New recycling waste of time
News that Recycle BC is expanding curb-side collection to include a pink and a grey boxes makes me roll my eyes as we put more and more effort and expenditure into achieving virtually nothing.
Let me state at the outset recycling, in principle, is a good idea. The problem is it has become a multi-billion dollar industry that feeds off the goodwill—and to some extent the gullibility—of governments and residents. There are indeed some products that can be successfully and economically recycled but a huge percentage of what goes in our blue bins is actually just trash.
Aluminum and glass is all recyclable and is used to make products that we need and use. Paper and cardboard are also recyclable but the energy and resources needed to recycle them means that it is not necessarily a benefit to the environment. If they were processed locally it would make a huge difference. But most of the cardboard collected is sent to Vancouver and then shipped to China.
If we factor in the emissions from the collection trucks—from the trucks that transport it to the coast, the ships that take it to China and from the trucks in China that take it to the processing plant, is it helping the environment?
Then there is plastic. The plastics industry scored a huge public relations victory years ago when it adopted the triangle symbol, which is stamped on all hard plastic products. It has numbers from 1-7 in the centre of the triangle to identify the resin used in manufacturing which make us believe they are all being recycled in some way. They are not.
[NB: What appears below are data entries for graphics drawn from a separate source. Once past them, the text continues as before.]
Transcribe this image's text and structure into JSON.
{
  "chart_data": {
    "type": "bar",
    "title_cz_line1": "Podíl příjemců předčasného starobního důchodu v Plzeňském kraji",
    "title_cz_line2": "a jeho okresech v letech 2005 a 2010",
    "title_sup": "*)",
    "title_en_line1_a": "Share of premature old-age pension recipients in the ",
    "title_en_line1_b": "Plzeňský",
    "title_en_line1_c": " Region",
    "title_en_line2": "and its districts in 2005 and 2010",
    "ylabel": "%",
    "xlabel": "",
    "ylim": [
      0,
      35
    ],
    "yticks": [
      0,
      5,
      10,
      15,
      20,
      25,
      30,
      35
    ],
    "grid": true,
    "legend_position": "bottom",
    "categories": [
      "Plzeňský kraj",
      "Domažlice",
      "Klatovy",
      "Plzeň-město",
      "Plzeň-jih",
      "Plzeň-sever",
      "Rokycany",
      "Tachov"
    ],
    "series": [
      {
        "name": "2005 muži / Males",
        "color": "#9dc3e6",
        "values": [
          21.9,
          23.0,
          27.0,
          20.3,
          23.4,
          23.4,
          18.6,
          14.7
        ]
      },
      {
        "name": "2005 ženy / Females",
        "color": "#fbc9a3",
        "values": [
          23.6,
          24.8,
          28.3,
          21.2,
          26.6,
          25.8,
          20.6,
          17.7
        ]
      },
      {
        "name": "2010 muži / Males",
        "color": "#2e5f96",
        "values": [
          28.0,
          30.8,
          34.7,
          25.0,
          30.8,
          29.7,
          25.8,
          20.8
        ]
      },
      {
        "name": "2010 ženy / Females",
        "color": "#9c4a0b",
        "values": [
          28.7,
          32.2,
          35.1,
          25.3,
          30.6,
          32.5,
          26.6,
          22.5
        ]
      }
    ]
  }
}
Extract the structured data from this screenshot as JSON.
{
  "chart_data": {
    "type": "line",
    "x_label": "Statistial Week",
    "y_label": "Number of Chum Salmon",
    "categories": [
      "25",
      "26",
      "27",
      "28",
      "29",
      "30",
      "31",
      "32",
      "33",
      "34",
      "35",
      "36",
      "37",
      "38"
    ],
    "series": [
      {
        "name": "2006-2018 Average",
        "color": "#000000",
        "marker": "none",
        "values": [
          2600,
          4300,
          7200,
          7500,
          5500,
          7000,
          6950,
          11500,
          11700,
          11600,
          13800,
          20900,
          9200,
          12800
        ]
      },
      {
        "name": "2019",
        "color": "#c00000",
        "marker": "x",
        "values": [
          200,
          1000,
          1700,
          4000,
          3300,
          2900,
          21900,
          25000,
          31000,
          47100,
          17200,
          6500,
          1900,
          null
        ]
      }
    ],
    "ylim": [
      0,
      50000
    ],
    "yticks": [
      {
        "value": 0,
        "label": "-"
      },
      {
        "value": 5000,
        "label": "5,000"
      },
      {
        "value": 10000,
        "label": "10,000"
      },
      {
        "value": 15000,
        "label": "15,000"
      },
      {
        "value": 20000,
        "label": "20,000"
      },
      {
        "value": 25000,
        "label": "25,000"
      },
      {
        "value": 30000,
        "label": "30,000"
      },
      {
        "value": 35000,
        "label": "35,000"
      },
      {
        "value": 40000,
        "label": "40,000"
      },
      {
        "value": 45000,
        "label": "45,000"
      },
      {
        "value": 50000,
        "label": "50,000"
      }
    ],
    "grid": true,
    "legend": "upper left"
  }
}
Numbers 1 and 2 can be recycled into useful products but to some extent these are already covered by the deposit system. However, numbers 3 to 7 are essentially garbage. The plastics industry has known this for 40 years and the recycling industry obviously knows it too. In fact only nine per cent of plastic globally is recycled, the rest is dumped in landfills, incinerated, of worse still shipped to other countries. Canada's recycling percentage is slightly better at 16 per cent, possibly due to the deposit program for plastic bottles.
If the recycling industry was making products that were in demand then they would be able to make a profit and operate without government help, but the plastics industry wants clean virgin plastic, not something that looks dirty and actually costs more. So, it is the taxpayers who are on the hook for the cost of recycling. The fact is, there is a glut of virgin plastic in North America at a fraction of the cost of recycled resin. So, which is the industry most likely to use?
I agree that driving to Kent Road (in Kelowna) is not a great way to recycle glass. It merely generates thousands of unnecessary vehicle trips. Putting out thousands of boxes with a handful of glass jars in each one is not very efficient either.
The Regional District of Central Okanagan should look at installing bottle banks at large grocery stores, a method that has been used successfully in the U.K. for more than 30 years. They could be located close to the entrance of the store, so when you go to buy your groceries, you could just pop the empty bottles in the dumpster. In this way, there would be no unnecessary trips required.
I'm sure the grocery stores would provide space free of charge since they are the ones largely responsible for the plastic use. That would eliminate the need for the grey boxes.
The pink boxes are a waste of time because most of what goes in there will end up in a landfill somewhere. Why not save us all the trouble and expense and simply put that stuff in the black bin?
When something isn't working, it's best to take a step back and rethink rather than double down on it.
Peter Emery, Kelowna
(Editor's note: Recycling in the Central Okanagan is funded by Recycle BC, a non-profit organization funded by businesses that supply packaging and paper to B.C. residents, not through direct municipal taxes.)